Après le choc pétrolier de 1973, la France passe au tout nucléaire. Plogoff, commune de Bretagne, est retenue pour l'établissement d'une centrale. De l'incompréhension des habitants naît la contestation puis la résistance. Ce n'est qu'en 1981 que le projet est stoppé par Mitterrand, comme promis durant sa campagne.

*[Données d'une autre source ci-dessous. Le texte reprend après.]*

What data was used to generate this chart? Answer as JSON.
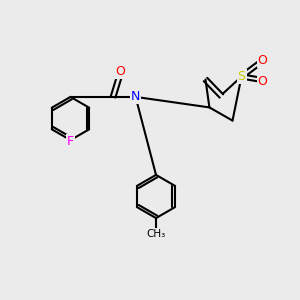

J’ai bien aimé cette BD, qui m’a permis d’en apprendre plus sur la mobilisation anti-nucléaire des années 1970-80 à Plogoff ! Et c’est toujours très chouette de lire au sujet de luttes sociales victorieuses (en particulier quand elles ont lieu en Bretagne !!). J’ai aimé qu’on y voit comment les violences policières ont été utilisées pour écraser les oppositions locales, et les techniques de résistance des militant.es anti-nucléaires. Surtout, j’ai trouvé chouette qu’on y lise combien cette lutte a amené à l'engagement collectif des personnes a priori éloignées des mobilisations sociales, et en particulier qu’on puisse y entrevoir le rôle moteur femmes. Sur ce sujet je suis un tout petit peu restée sur ma faim : j’aurais aimé qu’on y voit davantage leur place centrale, le rôle de cette lutte dans le développement d’amitiés féminines, etc. J’aurais bien aimé aussi avoir davantage d’éléments de contexte, pour mieux comprendre notamment pourquoi Plogoff en particulier avait été choisie comme lieu de construction. Et enfin, sur le dessin, je me suis fait la réflexion à la lecture que j’aurais aimé quelques touches de couleur (quitte à laisser par exemple les scènes de répression policière en noir et blanc). Mais j’ai en tous cas beaucoup apprécié cette lecture !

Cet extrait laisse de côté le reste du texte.